Efficient Standards

January 17, 2006     

What is the drive behind the web standards movement? It’s a lot of things to a lot of people. To be honest I haven’t thought much about web standards in the past few years. They’re not special anymore, they’re the status quo. Early on it took a special kind of visionary to wrestle with CSS and attempt to tame version 4 browsers. A lot of effort for little reward. For this reason the movement began slowly. But by the time IE6, Safari, and Firefox hit the streets, CSS was second nature to most web designers — even the ones still doing layout with tables.

At least that’s what I thought until I recently began work on a project with a graphic designer who’s unfortunate enough to own Dreamweaver. Coding around the verbose and crufty HTML he’s spewed at me has proven so difficult and error-prone that I find myself re-writing most of it as I go. It’s one thing to throw in a table to lay out a form or a complex page that you can’t figure out in CSS, but when half the cells have spacer images, the rest have bgcolor and width attributes, and the few styles have names like style11 style12, the bitter taste of 1998 comes full on in the back of your palate.
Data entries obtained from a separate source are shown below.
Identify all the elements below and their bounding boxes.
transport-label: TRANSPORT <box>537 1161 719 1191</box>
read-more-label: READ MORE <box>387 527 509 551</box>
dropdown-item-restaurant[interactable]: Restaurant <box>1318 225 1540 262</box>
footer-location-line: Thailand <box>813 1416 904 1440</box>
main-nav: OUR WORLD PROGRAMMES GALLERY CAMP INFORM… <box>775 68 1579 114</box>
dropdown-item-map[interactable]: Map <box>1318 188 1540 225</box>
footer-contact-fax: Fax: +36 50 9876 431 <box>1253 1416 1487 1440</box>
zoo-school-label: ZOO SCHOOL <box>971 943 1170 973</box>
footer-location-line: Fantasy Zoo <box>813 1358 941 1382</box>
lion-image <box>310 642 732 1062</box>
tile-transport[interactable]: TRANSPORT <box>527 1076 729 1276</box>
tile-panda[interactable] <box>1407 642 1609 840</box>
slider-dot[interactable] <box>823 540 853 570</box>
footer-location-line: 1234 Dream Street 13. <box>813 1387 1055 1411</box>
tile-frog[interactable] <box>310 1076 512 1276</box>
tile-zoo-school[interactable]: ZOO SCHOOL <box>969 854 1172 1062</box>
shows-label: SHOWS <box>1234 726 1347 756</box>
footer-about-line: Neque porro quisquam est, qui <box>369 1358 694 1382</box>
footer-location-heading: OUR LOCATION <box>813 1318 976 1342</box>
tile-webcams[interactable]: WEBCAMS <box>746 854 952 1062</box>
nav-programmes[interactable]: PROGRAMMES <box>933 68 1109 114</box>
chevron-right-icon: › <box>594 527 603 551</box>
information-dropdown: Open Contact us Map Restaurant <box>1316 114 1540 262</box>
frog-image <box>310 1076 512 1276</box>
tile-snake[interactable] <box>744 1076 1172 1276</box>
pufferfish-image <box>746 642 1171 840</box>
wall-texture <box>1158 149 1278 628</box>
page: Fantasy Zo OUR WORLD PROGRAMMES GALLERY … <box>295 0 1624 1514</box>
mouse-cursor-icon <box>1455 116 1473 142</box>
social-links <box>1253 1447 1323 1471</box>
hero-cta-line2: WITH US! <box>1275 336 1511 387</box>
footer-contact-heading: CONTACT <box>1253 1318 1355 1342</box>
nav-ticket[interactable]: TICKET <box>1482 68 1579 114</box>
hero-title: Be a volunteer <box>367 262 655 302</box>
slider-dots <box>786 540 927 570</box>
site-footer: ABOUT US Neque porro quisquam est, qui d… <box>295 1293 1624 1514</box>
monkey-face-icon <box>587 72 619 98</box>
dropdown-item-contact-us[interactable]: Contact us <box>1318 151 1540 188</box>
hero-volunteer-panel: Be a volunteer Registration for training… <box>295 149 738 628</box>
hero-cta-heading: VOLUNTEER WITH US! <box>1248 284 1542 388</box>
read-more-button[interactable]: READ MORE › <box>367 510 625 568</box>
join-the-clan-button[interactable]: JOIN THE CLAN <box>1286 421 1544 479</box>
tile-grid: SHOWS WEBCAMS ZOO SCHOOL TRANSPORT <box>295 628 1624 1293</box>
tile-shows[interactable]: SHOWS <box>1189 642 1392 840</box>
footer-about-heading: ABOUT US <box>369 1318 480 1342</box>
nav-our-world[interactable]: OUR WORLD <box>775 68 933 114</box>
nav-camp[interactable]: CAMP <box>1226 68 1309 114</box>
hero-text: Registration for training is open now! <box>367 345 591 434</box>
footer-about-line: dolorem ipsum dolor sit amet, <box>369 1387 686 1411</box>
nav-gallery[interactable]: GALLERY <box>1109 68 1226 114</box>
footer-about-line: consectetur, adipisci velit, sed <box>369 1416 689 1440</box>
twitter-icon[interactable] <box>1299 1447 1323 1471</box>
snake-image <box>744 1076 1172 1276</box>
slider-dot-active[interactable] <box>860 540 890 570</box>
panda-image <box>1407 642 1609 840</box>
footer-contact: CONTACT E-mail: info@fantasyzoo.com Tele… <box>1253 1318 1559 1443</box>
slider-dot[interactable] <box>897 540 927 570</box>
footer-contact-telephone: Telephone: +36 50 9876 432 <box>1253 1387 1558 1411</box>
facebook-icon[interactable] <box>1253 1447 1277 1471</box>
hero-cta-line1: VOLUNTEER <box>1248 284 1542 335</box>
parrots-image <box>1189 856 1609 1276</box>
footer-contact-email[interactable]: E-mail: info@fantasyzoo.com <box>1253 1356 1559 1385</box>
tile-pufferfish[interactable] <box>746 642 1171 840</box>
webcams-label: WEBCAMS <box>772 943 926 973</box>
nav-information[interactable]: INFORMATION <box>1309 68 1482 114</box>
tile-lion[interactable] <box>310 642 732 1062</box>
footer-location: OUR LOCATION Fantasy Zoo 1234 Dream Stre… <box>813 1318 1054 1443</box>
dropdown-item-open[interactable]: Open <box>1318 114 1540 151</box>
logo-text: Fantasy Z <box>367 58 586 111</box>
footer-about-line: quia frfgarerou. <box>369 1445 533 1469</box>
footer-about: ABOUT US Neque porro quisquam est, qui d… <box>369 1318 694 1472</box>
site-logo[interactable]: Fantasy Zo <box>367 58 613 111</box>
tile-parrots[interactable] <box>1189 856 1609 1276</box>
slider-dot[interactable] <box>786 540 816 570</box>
Do I like struggling with CSS bugs for hours each day? Not especially. But a first hand look at the web design of yesteryear proves how far we’ve actually come. I don’t know what other field someone who was a true professional 8 years ago is now a hopelessly out of touch dinosaur (I’m thinking women’s gymnastics), but it gives me a strange hope for the future of web design.

So what is the drive behind the web standards movement? Well it takes all kinds really. The movement tends to have the pedantic face of validation nazis, semanticism obsessives, and unsolicited web redesigners. That attitude quickly turned me off from the whole web design blogosphere a long time ago. But now I realize enduring a bad attitude is a small price to pay for all the contributions the standards scene has given us. To actually reverse-engineer some of the bugs in IE requires such a geek factor that we must expect (and indeed welcome) a certain level of eccentricity among these folk.

Pedantry is not the reason for web standards.

But it is the first step towards the real reason: making websites more maintainable, more deliverable, and flat-out better. Yes, CSS has delivered a better world for the professional webby. I can’t wait for IE7. No, seriously.